His wife says authorities tried to torture Jafar Kazemi into confessing he'd participated in the December 27 violence (pictured), roughly three months after he'd been detained.
His wife says authorities tried to torture Jafar Kazemi into confessing he'd participated in the December 27 violence (pictured), roughly three months after he'd been detained.
The wife of an Iranian prisoner says her husband has been sentenced to death for refusing to confess to an offense he never committed, RFE/RL's Radio Farda reports.

Roudabeh Akbari told Radio Farda on May 23 that her husband, Jafar Kazemi, was taken into custody on his way home on September 18.

Akbari says authorities asked him to say he was arrested three months later and wanted him to say he had participated in the December 27 antigovernment protests in Tehran.

Those protests, held to coincide with the Shi'ite religious holiday of Ashura, deteriorated into deadly clashes between protesters and security forces.

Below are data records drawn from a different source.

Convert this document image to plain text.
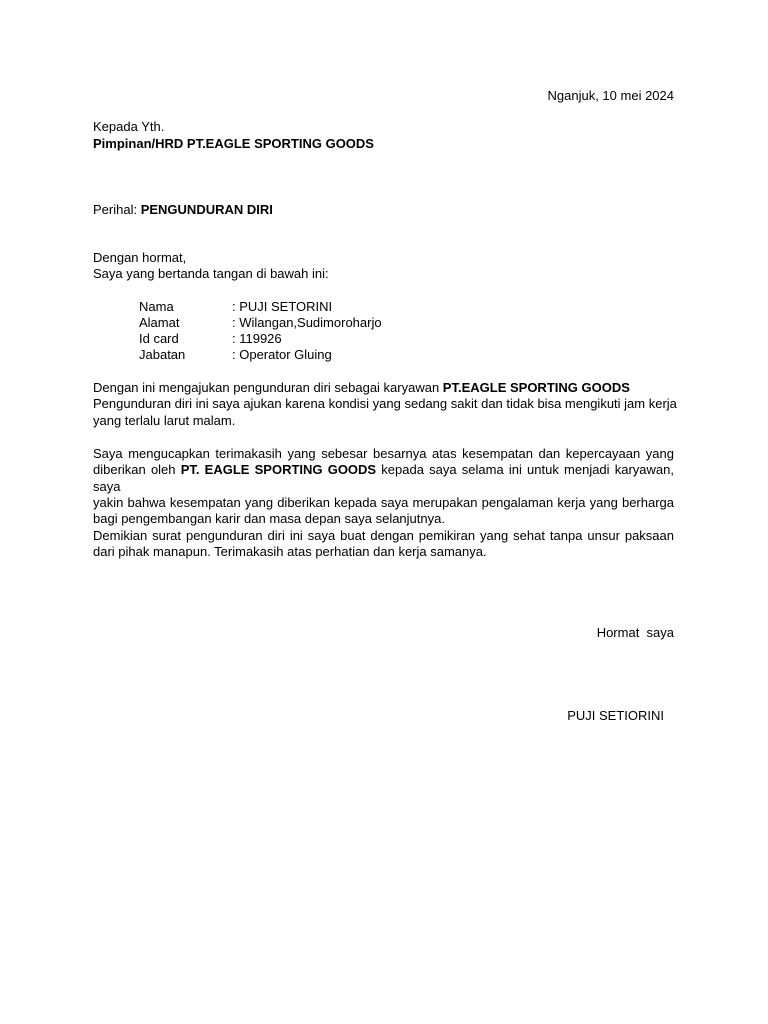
Nganjuk, 10 mei 2024
Kepada Yth.
Pimpinan/HRD PT.EAGLE SPORTING GOODS
Perihal: PENGUNDURAN DIRI
Dengan hormat,
Saya yang bertanda tangan di bawah ini:
Nama	: PUJI SETORINI
Alamat	: Wilangan,Sudimoroharjo
Id card	: 119926
Jabatan	: Operator Gluing
Dengan ini mengajukan pengunduran diri sebagai karyawan PT.EAGLE SPORTING GOODS
Pengunduran diri ini saya ajukan karena kondisi yang sedang sakit dan tidak bisa mengikuti jam kerja
yang terlalu larut malam.
Saya mengucapkan terimakasih yang sebesar besarnya atas kesempatan dan kepercayaan yang
diberikan oleh PT. EAGLE SPORTING GOODS kepada saya selama ini untuk menjadi karyawan, saya
yakin bahwa kesempatan yang diberikan kepada saya merupakan pengalaman kerja yang berharga
bagi pengembangan karir dan masa depan saya selanjutnya.
Demikian surat pengunduran diri ini saya buat dengan pemikiran yang sehat tanpa unsur paksaan
dari pihak manapun. Terimakasih atas perhatian dan kerja samanya.
Hormat  saya
PUJI SETIORINI
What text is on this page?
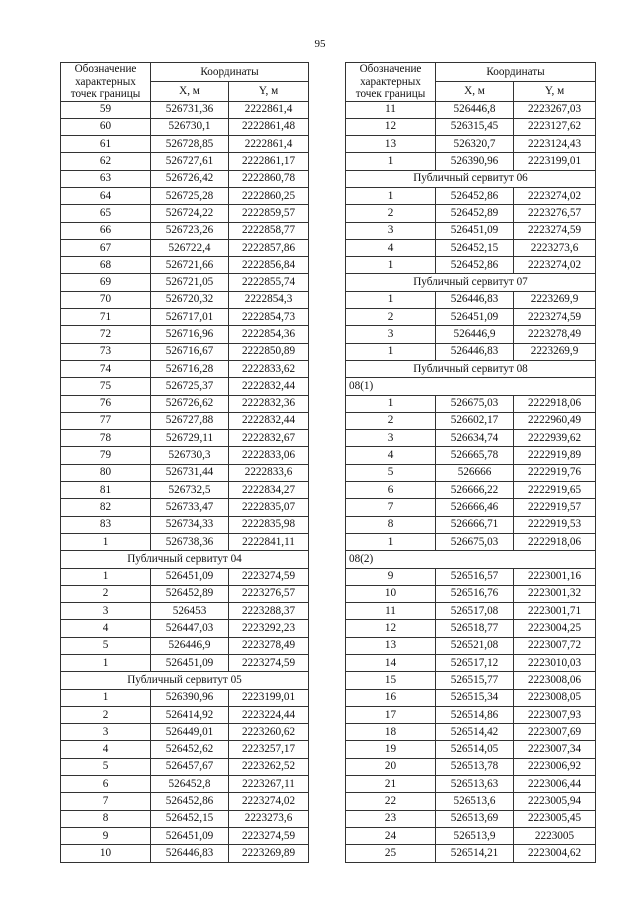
95
Обозначение характерных точек границы	Координаты	
	X, м	Y, м
59	526731,36	2222861,4
60	526730,1	2222861,48
61	526728,85	2222861,4
62	526727,61	2222861,17
63	526726,42	2222860,78
64	526725,28	2222860,25
65	526724,22	2222859,57
66	526723,26	2222858,77
67	526722,4	2222857,86
68	526721,66	2222856,84
69	526721,05	2222855,74
70	526720,32	2222854,3
71	526717,01	2222854,73
72	526716,96	2222854,36
73	526716,67	2222850,89
74	526716,28	2222833,62
75	526725,37	2222832,44
76	526726,62	2222832,36
77	526727,88	2222832,44
78	526729,11	2222832,67
79	526730,3	2222833,06
80	526731,44	2222833,6
81	526732,5	2222834,27
82	526733,47	2222835,07
83	526734,33	2222835,98
1	526738,36	2222841,11
Публичный сервитут 04		
1	526451,09	2223274,59
2	526452,89	2223276,57
3	526453	2223288,37
4	526447,03	2223292,23
5	526446,9	2223278,49
1	526451,09	2223274,59
Публичный сервитут 05		
1	526390,96	2223199,01
2	526414,92	2223224,44
3	526449,01	2223260,62
4	526452,62	2223257,17
5	526457,67	2223262,52
6	526452,8	2223267,11
7	526452,86	2223274,02
8	526452,15	2223273,6
9	526451,09	2223274,59
10	526446,83	2223269,89
Обозначение характерных точек границы	Координаты	
	X, м	Y, м
11	526446,8	2223267,03
12	526315,45	2223127,62
13	526320,7	2223124,43
1	526390,96	2223199,01
Публичный сервитут 06		
1	526452,86	2223274,02
2	526452,89	2223276,57
3	526451,09	2223274,59
4	526452,15	2223273,6
1	526452,86	2223274,02
Публичный сервитут 07		
1	526446,83	2223269,9
2	526451,09	2223274,59
3	526446,9	2223278,49
1	526446,83	2223269,9
Публичный сервитут 08		
08(1)		
1	526675,03	2222918,06
2	526602,17	2222960,49
3	526634,74	2222939,62
4	526665,78	2222919,89
5	526666	2222919,76
6	526666,22	2222919,65
7	526666,46	2222919,57
8	526666,71	2222919,53
1	526675,03	2222918,06
08(2)		
9	526516,57	2223001,16
10	526516,76	2223001,32
11	526517,08	2223001,71
12	526518,77	2223004,25
13	526521,08	2223007,72
14	526517,12	2223010,03
15	526515,77	2223008,06
16	526515,34	2223008,05
17	526514,86	2223007,93
18	526514,42	2223007,69
19	526514,05	2223007,34
20	526513,78	2223006,92
21	526513,63	2223006,44
22	526513,6	2223005,94
23	526513,69	2223005,45
24	526513,9	2223005
25	526514,21	2223004,62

Akbari says her husband refused to make the false confession. She says the authorities then beat him badly, breaking three of his teeth.

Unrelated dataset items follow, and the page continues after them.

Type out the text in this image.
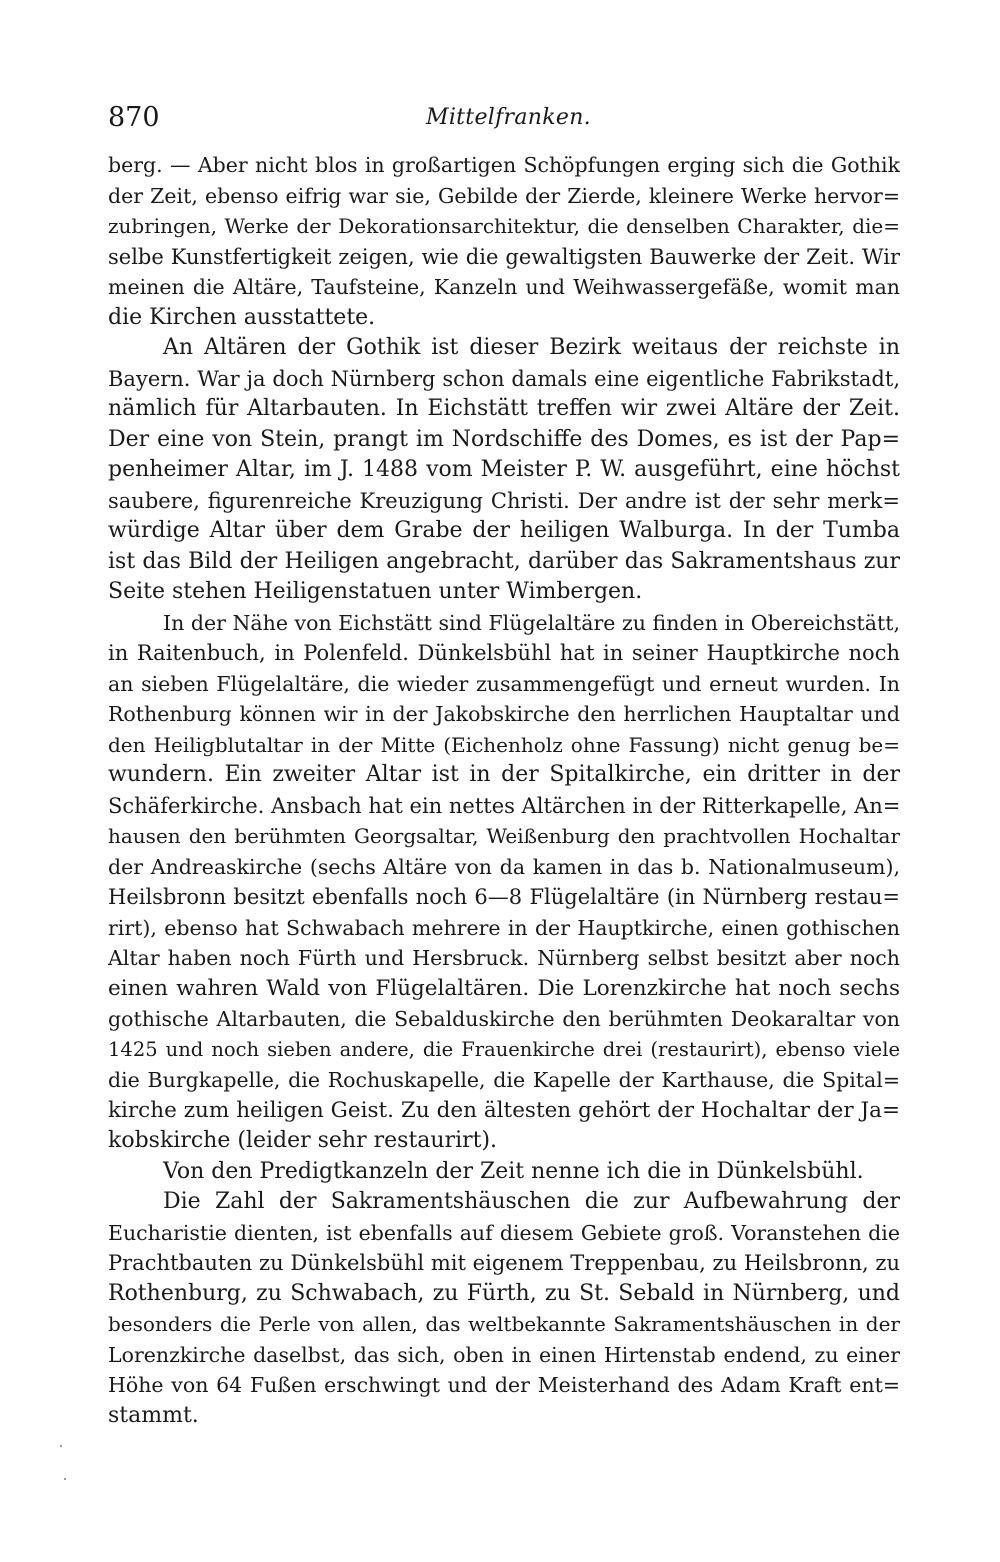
870	Mittelfranken.
berg. — Aber nicht blos in großartigen Schöpfungen erging sich die Gothik
der Zeit, ebenso eifrig war sie, Gebilde der Zierde, kleinere Werke hervor=
zubringen, Werke der Dekorationsarchitektur, die denselben Charakter, die=
selbe Kunstfertigkeit zeigen, wie die gewaltigsten Bauwerke der Zeit. Wir
meinen die Altäre, Taufsteine, Kanzeln und Weihwassergefäße, womit man
die Kirchen ausstattete.
An Altären der Gothik ist dieser Bezirk weitaus der reichste in
Bayern. War ja doch Nürnberg schon damals eine eigentliche Fabrikstadt,
nämlich für Altarbauten. In Eichstätt treffen wir zwei Altäre der Zeit.
Der eine von Stein, prangt im Nordschiffe des Domes, es ist der Pap=
penheimer Altar, im J. 1488 vom Meister P. W. ausgeführt, eine höchst
saubere, figurenreiche Kreuzigung Christi. Der andre ist der sehr merk=
würdige Altar über dem Grabe der heiligen Walburga. In der Tumba
ist das Bild der Heiligen angebracht, darüber das Sakramentshaus zur
Seite stehen Heiligenstatuen unter Wimbergen.
In der Nähe von Eichstätt sind Flügelaltäre zu finden in Obereichstätt,
in Raitenbuch, in Polenfeld. Dünkelsbühl hat in seiner Hauptkirche noch
an sieben Flügelaltäre, die wieder zusammengefügt und erneut wurden. In
Rothenburg können wir in der Jakobskirche den herrlichen Hauptaltar und
den Heiligblutaltar in der Mitte (Eichenholz ohne Fassung) nicht genug be=
wundern. Ein zweiter Altar ist in der Spitalkirche, ein dritter in der
Schäferkirche. Ansbach hat ein nettes Altärchen in der Ritterkapelle, An=
hausen den berühmten Georgsaltar, Weißenburg den prachtvollen Hochaltar
der Andreaskirche (sechs Altäre von da kamen in das b. Nationalmuseum),
Heilsbronn besitzt ebenfalls noch 6—8 Flügelaltäre (in Nürnberg restau=
rirt), ebenso hat Schwabach mehrere in der Hauptkirche, einen gothischen
Altar haben noch Fürth und Hersbruck. Nürnberg selbst besitzt aber noch
einen wahren Wald von Flügelaltären. Die Lorenzkirche hat noch sechs
gothische Altarbauten, die Sebalduskirche den berühmten Deokaraltar von
1425 und noch sieben andere, die Frauenkirche drei (restaurirt), ebenso viele
die Burgkapelle, die Rochuskapelle, die Kapelle der Karthause, die Spital=
kirche zum heiligen Geist. Zu den ältesten gehört der Hochaltar der Ja=
kobskirche (leider sehr restaurirt).
Von den Predigtkanzeln der Zeit nenne ich die in Dünkelsbühl.
Die Zahl der Sakramentshäuschen die zur Aufbewahrung der
Eucharistie dienten, ist ebenfalls auf diesem Gebiete groß. Voranstehen die
Prachtbauten zu Dünkelsbühl mit eigenem Treppenbau, zu Heilsbronn, zu
Rothenburg, zu Schwabach, zu Fürth, zu St. Sebald in Nürnberg, und
besonders die Perle von allen, das weltbekannte Sakramentshäuschen in der
Lorenzkirche daselbst, das sich, oben in einen Hirtenstab endend, zu einer
Höhe von 64 Fußen erschwingt und der Meisterhand des Adam Kraft ent=
stammt.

Akbari believes Kazemi was arrested because their son went to live at a Baghdad base of the exiled People's Mujahedin Organization of Iran (MKO). The group, grounded in Marxism and Islam, has sought to overthrow Iran's post-1979 Islamic system.

Some 3,500 MKO members reside at the base -- called Camp Ashraf -- in northern Baghdad. The U.S. government has designated MKO a terrorist organization.

Worried about their son, Akbari says she and Kazemi called him four times. However, Akbari said her husband never had any involvement with the MKO.

Akbari added that Kazemi's lawyer says that he is innocent and that there is no evidence to justify such a heavy sentence.

On May 15, Tehran prosecutor Abbas Jafari Dolatabadi confirmed Kazemi's death sentence, which has yet to be carried out. The death sentences of five other prisoners charged with ties to the MKO were also confirmed.

Akbari told Radio Farda that she hoped pressure on Iranian authorities could save her husband's life.

"I beg you to make my voice heard to people and the UN High Commissioner for Human Rights. [Please] put the Islamic republic leadership under pressure to not to execute my husband," Akbari said.